Waktu itu saya masuk ke ruang dosen, mau bertemu dosen pembimbing meminta tanda tangan persetujuan. Ada salah satu dosen nyeletuk soal kasus Ponari. Ia bilang, “Wah, Ponari ini memperlihatkan masyarakat kita masih banyak yang irasional.”

Irrasionalitas masyarakat? Ya, saya akui itu. Karena negara ini tercipta oleh semangat spiritual juga. Terbukti makin banyak saja orang yang melakukan ritual pesugihan. Salah satunya ritual Gunung Kemukus. Namun, pesugihan seperti itu hanya karena ketamakan manusia. Memperoleh sesuatu dengan tidak adil lewat cara-cara spiritual. Spiritual pada intinya hanyalah berusaha menyeimbangkan dan menyelaraskan kosmis alam dan manusia.


Capek ah bicara spiritual. Yang jelas Ponari membuktikan pelarian spiritualitas dari kenyataan yang menghimpit. Lihat saja pasien Ponari. Hampir semuanya pakai sandal dan berbaju lusuh. Kita tentu sudah tahu dari kelas mana masyarakat itu.

Kenapa mereka berpaling ke Ponari urusan kesehatan? Yang dianggap irrasional oleh orang-orang intelek?
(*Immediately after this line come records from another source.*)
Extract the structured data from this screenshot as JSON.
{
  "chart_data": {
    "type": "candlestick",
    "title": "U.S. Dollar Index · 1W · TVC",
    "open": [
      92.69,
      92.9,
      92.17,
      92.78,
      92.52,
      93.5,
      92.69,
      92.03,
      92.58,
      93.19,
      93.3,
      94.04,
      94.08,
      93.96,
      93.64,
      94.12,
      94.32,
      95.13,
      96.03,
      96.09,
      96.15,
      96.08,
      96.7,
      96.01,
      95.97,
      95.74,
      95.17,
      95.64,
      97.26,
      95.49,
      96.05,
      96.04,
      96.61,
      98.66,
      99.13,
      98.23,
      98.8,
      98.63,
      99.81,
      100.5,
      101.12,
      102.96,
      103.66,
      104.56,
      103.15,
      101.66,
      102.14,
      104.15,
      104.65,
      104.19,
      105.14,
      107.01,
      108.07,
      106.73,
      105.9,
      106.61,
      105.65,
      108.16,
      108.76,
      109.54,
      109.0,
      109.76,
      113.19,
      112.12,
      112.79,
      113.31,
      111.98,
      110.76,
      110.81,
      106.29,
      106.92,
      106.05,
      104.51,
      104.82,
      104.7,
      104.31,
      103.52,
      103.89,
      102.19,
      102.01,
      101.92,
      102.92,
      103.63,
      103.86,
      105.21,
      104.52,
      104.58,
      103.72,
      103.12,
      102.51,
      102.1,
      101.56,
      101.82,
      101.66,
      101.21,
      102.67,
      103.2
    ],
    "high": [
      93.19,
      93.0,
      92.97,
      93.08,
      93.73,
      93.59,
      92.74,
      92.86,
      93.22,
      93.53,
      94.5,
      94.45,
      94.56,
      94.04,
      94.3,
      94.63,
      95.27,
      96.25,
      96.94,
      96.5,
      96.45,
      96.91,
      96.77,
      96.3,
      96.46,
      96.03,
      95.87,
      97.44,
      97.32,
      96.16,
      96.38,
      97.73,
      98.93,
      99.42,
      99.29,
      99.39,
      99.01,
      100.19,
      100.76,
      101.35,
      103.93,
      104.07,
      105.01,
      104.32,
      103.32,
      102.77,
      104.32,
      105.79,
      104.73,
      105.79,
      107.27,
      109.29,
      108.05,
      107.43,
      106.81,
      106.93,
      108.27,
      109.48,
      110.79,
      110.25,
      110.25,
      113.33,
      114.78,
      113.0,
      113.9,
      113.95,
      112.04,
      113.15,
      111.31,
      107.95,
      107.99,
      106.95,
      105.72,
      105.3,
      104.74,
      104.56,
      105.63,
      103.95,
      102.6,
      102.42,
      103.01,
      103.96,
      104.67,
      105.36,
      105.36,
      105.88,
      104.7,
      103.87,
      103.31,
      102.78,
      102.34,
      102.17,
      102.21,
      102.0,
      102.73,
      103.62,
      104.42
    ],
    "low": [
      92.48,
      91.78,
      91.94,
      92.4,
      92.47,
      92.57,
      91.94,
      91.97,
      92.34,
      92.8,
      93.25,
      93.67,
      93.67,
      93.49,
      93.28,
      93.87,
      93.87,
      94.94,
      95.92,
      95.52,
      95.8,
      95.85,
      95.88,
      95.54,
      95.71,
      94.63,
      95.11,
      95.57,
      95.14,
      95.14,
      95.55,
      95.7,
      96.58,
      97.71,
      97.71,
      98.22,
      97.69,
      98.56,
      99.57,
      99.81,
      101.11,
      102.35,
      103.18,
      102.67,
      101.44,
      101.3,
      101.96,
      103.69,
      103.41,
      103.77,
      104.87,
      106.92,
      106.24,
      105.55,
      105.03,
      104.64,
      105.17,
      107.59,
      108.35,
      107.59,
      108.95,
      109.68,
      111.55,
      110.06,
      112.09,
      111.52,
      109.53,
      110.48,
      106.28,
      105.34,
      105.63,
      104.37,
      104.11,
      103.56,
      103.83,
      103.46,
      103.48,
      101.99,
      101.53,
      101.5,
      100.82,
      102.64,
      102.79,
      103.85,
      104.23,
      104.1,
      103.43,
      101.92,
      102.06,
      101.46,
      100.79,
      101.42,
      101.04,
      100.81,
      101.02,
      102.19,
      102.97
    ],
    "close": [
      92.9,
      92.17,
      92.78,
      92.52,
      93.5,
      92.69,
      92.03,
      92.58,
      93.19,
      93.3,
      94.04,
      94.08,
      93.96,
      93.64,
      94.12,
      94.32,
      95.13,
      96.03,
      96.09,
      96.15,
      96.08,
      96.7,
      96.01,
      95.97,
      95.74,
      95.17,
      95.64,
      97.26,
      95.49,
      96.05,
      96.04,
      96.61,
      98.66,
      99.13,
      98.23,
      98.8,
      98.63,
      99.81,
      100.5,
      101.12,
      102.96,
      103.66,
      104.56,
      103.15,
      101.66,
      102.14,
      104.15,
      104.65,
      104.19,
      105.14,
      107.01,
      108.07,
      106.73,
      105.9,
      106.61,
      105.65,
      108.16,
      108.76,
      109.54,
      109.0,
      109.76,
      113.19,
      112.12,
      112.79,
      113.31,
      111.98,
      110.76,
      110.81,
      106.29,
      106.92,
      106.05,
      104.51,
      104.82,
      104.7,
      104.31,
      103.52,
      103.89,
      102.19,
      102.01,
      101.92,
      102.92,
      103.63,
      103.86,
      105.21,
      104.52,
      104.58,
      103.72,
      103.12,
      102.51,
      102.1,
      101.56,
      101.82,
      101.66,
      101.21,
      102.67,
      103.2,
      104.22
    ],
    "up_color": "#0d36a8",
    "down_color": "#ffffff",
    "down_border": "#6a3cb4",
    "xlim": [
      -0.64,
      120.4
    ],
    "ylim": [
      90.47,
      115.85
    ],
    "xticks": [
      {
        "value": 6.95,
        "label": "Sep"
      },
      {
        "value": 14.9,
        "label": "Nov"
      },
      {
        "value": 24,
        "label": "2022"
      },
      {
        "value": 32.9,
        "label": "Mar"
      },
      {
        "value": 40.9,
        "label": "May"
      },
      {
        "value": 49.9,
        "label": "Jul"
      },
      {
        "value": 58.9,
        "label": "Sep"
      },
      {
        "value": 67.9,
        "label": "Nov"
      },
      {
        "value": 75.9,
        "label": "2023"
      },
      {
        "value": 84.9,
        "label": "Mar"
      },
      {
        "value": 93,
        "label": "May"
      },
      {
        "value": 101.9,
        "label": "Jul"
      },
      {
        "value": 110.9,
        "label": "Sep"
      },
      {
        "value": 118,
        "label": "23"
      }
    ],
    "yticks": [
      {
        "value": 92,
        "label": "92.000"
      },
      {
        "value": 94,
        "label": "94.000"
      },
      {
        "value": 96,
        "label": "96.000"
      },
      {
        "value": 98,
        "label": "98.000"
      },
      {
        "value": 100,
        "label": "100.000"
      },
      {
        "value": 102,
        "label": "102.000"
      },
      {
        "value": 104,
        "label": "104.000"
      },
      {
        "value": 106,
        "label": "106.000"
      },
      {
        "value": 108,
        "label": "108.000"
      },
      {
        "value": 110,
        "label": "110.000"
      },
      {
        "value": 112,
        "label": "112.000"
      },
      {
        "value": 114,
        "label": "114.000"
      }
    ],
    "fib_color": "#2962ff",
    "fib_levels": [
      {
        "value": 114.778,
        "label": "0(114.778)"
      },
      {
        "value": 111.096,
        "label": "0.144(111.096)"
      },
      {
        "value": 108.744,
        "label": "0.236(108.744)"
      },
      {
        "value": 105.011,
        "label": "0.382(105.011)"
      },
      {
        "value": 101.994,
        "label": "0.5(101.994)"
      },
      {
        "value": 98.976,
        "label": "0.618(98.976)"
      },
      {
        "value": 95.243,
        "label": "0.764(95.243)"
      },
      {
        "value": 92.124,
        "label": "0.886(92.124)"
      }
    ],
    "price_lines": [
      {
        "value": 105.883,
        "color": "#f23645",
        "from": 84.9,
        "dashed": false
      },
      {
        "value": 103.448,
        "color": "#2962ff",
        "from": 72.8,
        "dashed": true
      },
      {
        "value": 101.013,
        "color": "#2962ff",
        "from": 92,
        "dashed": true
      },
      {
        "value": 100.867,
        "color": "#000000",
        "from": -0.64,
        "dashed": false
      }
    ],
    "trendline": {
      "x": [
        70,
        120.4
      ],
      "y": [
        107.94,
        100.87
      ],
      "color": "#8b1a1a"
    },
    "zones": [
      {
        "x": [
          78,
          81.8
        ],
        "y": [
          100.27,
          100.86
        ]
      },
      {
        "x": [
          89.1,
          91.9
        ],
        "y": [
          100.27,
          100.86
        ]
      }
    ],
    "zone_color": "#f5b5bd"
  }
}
Saya tak suka orang menganggap bodoh masyarakat kita yang berasal dari golongan lemah. Masyarakat yang percaya Ponari, yang dibilang irrasional, menganggap hal-hal rasional tak lagi menolong mereka. Undang-undang dan perangkat kesehatan (yang sebenarnya nyata dan bisa dirasa panca indera) justru menjauh dari mereka. Obat makin mahal, dokter makin mirip debt collector dan menginap di rumah sakit sama seperti menginap di hotel mewah.

Orang-orang intelek yang menilai mereka irrasional justru saya anggap tak masuk akal. Sebab mereka tak menggunakan rasionalitasnya untuk melihat masalah krusial di masyarakat. Padahal rasionalitasnya sudah tercantum di gelar-gelar akademis yang mentereng. Jangan-jangan berbanding terbalik; semakin tinggi gelar justru semakin irrasional mereka. Entahlah. Mudah-mudahan kita masih punya akal sehat.